Auch filmen lässt sich mit der E-P1. Als Auflösungen stehen 1080i und 720p zur Verfügung, für die Nutzung der Videofunktion empfiehlt Olympus den Einsatz von SD(HC)-Karten der Klasse sechs oder höher. Die Kamera verfügt über ein eingebautes Stereomikrofon, ein externes Mikrofon lässt sich nicht anschließen. Der Lithium-Ionen-Akku mit einer Kapazität von 1150 mAh braucht rund zwei Stunden, bis er geladen ist. In der Praxis zeigte die Kamera nach einem Tag intensiver Nutzung noch 50 Prozent verfügbare Akkuladung an.
Fazit
Die Olympus E-P1 ist ein gelungener erster Versuch, so etwas wie einen ernsthaften und bezahlbaren Nachfolger der früher gebräuchlichen kompakten Sucherkameras der Oberklasse für das digitale Zeitalter bereitzustellen. Speziell in Kombination mit der ersten verfügbaren Festbrennweite macht das Fotografieren mit dem Gerät Spaß, es liegt gut in der Hand. Wandert man damit durch die Stadt, kommt man damit schnell in einen angenehmen Motivjäger-Flow, auch auf Presseterminen ist die E-P1 nicht so aufdringlich wie eine Spiegelreflex. Mit den Einschränkungen wie dem vergleichsweise langsamen Systemstart und den Eigenheiten des Autofocus kommt man schnell zurecht.
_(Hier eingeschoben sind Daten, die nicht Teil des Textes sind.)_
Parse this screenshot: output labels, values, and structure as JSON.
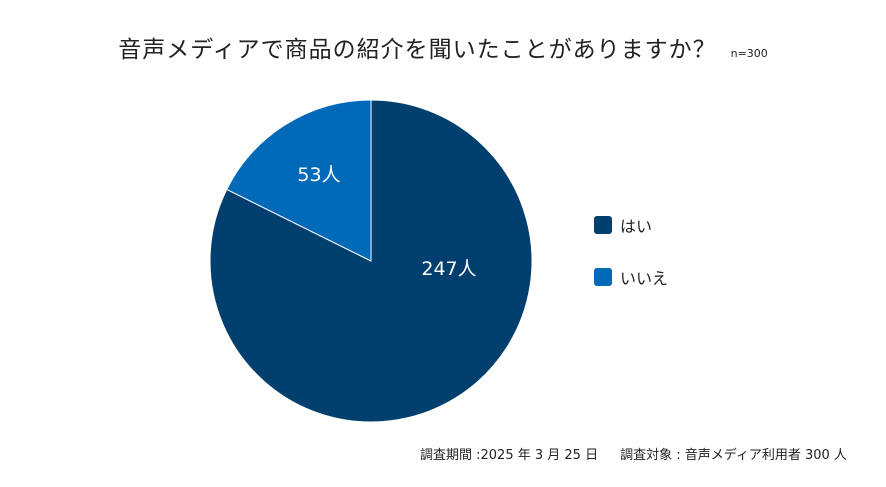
{
  "title": {
    "main": "音声メディアで商品の紹介を聞いたことがありますか？",
    "n_label": "n=300"
  },
  "legend": [
    {
      "label": "はい",
      "color": "#003f6e"
    },
    {
      "label": "いいえ",
      "color": "#0069b8"
    }
  ],
  "slices": [
    {
      "label": "247人",
      "value": 247,
      "color": "#003f6e"
    },
    {
      "label": "53人",
      "value": 53,
      "color": "#0069b8"
    }
  ],
  "footer": {
    "period": "調査期間 :2025 年 3 月 25 日",
    "target": "調査対象 : 音声メディア利用者 300 人"
  },
  "chart_data": {
    "type": "pie",
    "title": "音声メディアで商品の紹介を聞いたことがありますか？",
    "subtitle": "n=300",
    "categories": [
      "はい",
      "いいえ"
    ],
    "values": [
      247,
      53
    ],
    "unit": "人",
    "data_labels": [
      "247人",
      "53人"
    ],
    "colors": [
      "#003f6e",
      "#0069b8"
    ],
    "legend_position": "right",
    "annotations": [
      "調査期間 :2025 年 3 月 25 日",
      "調査対象 : 音声メディア利用者 300 人"
    ]
  }
}
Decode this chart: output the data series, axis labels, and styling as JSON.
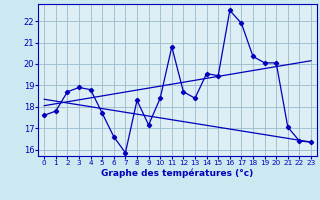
{
  "xlabel": "Graphe des températures (°c)",
  "bg_color": "#cce8f0",
  "line_color": "#0000bb",
  "grid_color": "#99bbcc",
  "axis_bg": "#ddeef5",
  "xlim": [
    -0.5,
    23.5
  ],
  "ylim": [
    15.7,
    22.8
  ],
  "xticks": [
    0,
    1,
    2,
    3,
    4,
    5,
    6,
    7,
    8,
    9,
    10,
    11,
    12,
    13,
    14,
    15,
    16,
    17,
    18,
    19,
    20,
    21,
    22,
    23
  ],
  "yticks": [
    16,
    17,
    18,
    19,
    20,
    21,
    22
  ],
  "line1_x": [
    0,
    1,
    2,
    3,
    4,
    5,
    6,
    7,
    8,
    9,
    10,
    11,
    12,
    13,
    14,
    15,
    16,
    17,
    18,
    19,
    20,
    21,
    22,
    23
  ],
  "line1_y": [
    17.6,
    17.8,
    18.7,
    18.9,
    18.8,
    17.7,
    16.6,
    15.85,
    18.3,
    17.15,
    18.4,
    20.8,
    18.7,
    18.4,
    19.55,
    19.45,
    22.5,
    21.9,
    20.35,
    20.05,
    20.05,
    17.05,
    16.4,
    16.35
  ],
  "line2_x": [
    0,
    23
  ],
  "line2_y": [
    18.05,
    20.15
  ],
  "line3_x": [
    0,
    23
  ],
  "line3_y": [
    18.35,
    16.35
  ]
}
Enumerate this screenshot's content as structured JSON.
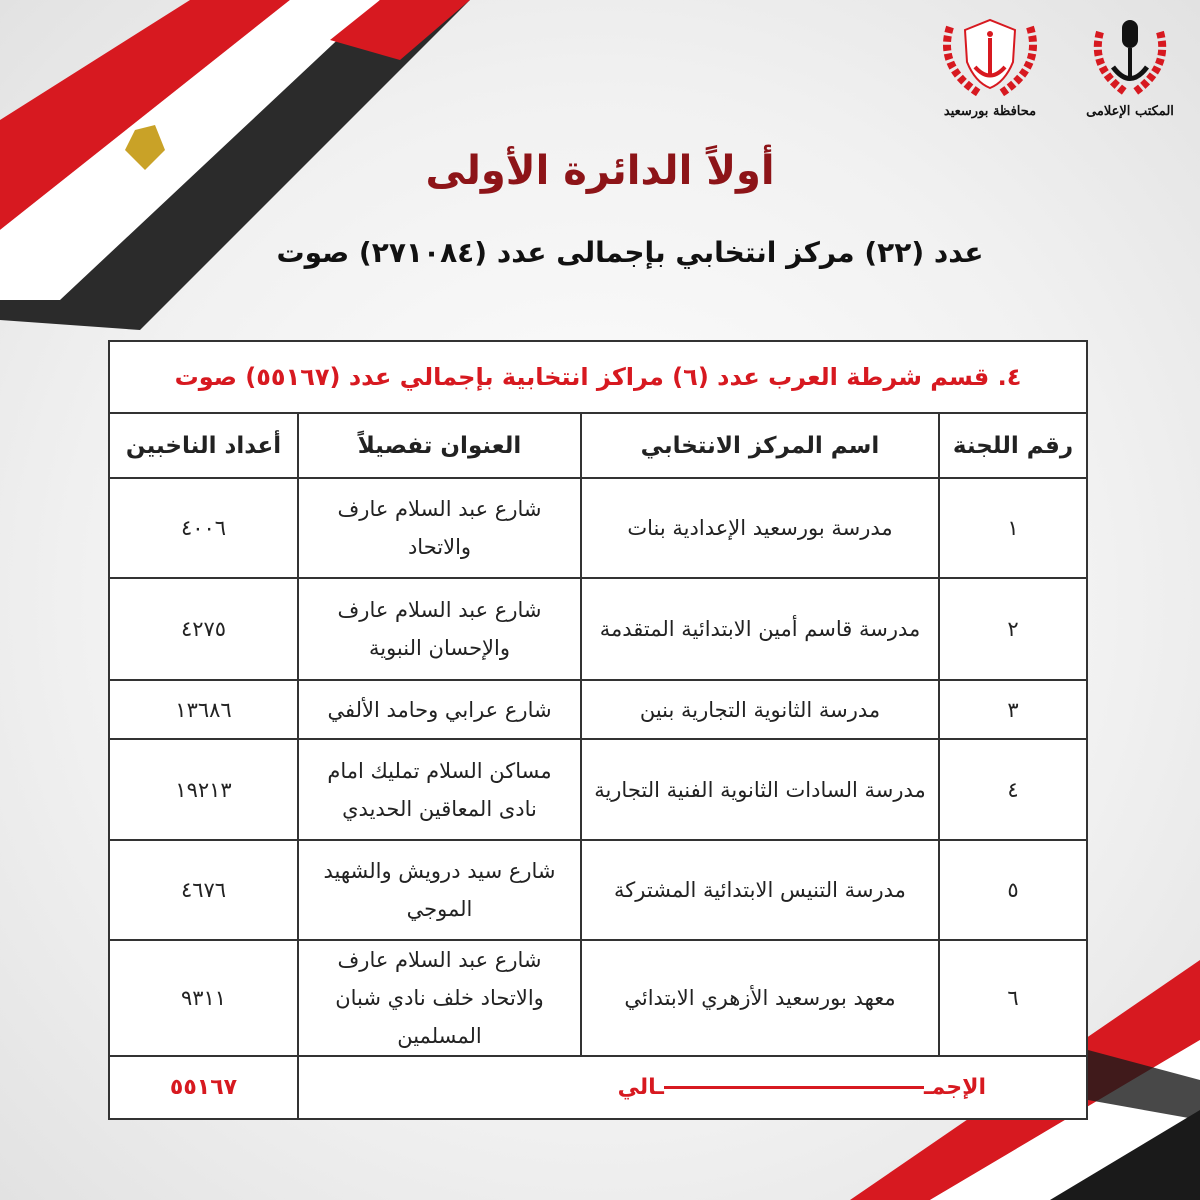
{
  "logos": [
    {
      "caption": "المكتب الإعلامى"
    },
    {
      "caption": "محافظة بورسعيد"
    }
  ],
  "title": "أولاً الدائرة الأولى",
  "subtitle": "عدد (٢٢) مركز انتخابي بإجمالى عدد (٢٧١٠٨٤) صوت",
  "table": {
    "section_heading": "٤. قسم شرطة العرب عدد (٦) مراكز انتخابية بإجمالي عدد (٥٥١٦٧) صوت",
    "headers": {
      "committee": "رقم اللجنة",
      "center": "اسم المركز الانتخابي",
      "address": "العنوان تفصيلاً",
      "voters": "أعداد الناخبين"
    },
    "rows": [
      {
        "committee": "١",
        "center": "مدرسة بورسعيد الإعدادية بنات",
        "address": "شارع عبد السلام عارف والاتحاد",
        "voters": "٤٠٠٦"
      },
      {
        "committee": "٢",
        "center": "مدرسة قاسم أمين الابتدائية المتقدمة",
        "address": "شارع عبد السلام عارف والإحسان النبوية",
        "voters": "٤٢٧٥"
      },
      {
        "committee": "٣",
        "center": "مدرسة الثانوية التجارية بنين",
        "address": "شارع عرابي وحامد الألفي",
        "voters": "١٣٦٨٦"
      },
      {
        "committee": "٤",
        "center": "مدرسة السادات الثانوية الفنية التجارية",
        "address": "مساكن السلام تمليك امام نادى المعاقين الحديدي",
        "voters": "١٩٢١٣"
      },
      {
        "committee": "٥",
        "center": "مدرسة التنيس الابتدائية المشتركة",
        "address": "شارع سيد درويش والشهيد الموجي",
        "voters": "٤٦٧٦"
      },
      {
        "committee": "٦",
        "center": "معهد بورسعيد الأزهري الابتدائي",
        "address": "شارع عبد السلام عارف والاتحاد خلف نادي شبان المسلمين",
        "voters": "٩٣١١"
      }
    ],
    "total_label_start": "الإجمـ",
    "total_label_end": "ـالي",
    "total_value": "٥٥١٦٧"
  },
  "colors": {
    "accent_red": "#d71920",
    "title_red": "#8d1418",
    "flag_black": "#1a1a1a"
  }
}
Auf Reisen passt eine Ausrüstung mit Festbrennweite, Standardzoom und dem langen Panasonic-Zoom komplett in zwei Manteltaschen. Die Bedienung ist so einfach wie die einer Digicam, fortgeschrittene Fotografen finden die wichtigsten Features einer DSLR vor. Für zukünftige Modelle wünscht man sich einen eingebauten Blitz und ein etwas leichteres und kompakteres Gehäuse. Auch einen helleren Bildschirm sollte Olympus im nächsten Modell verbauen. Die Verarbeitung des Standardzooms könnte ebenfalls etwas verbessert werden.
Der Preis von rund 800 Euro für das Set mit Standardzoom oder Festbrennweite bzw. rund 950 Euro für die Kombination aus Gehäuse, Festbrennweite und Standardzoom liegt etwa auf dem Niveau eines Einsteiger-Spiegelreflexpakets von Canon oder Nikon. Angesichts der gebotenen Leistung ist dieser Preis angemessen. Die Olympus E-P1 empfiehlt sich als unaufdringliche Zweitkamera für anspruchsvolle Amateure, die nicht ihre DSLR überallhin mitnehmen, aber trotzdem nicht auf hohe Bildqualität verzichten wollen, sowie für Zeitgenossen, die ihrer Digicam entwachsen sind, aber mit Spiegelreflexkameras nichts anfangen können. Eine echte Konkurrentin hat die E-P1 momentan nicht. Zum Weihnachtsgeschäft soll auch Panasonic eine kompakte MFT-Kamera vorstellen. Weiterhin kündigte der koreanische Konzern Samsung im Frühjahr an, ein eigenes System in Entwicklung zu haben, das ähnliche Vorteile bieten soll wie MFT, allerdings um die größeren APS-C-Sensoren herumkonstruiert sein soll.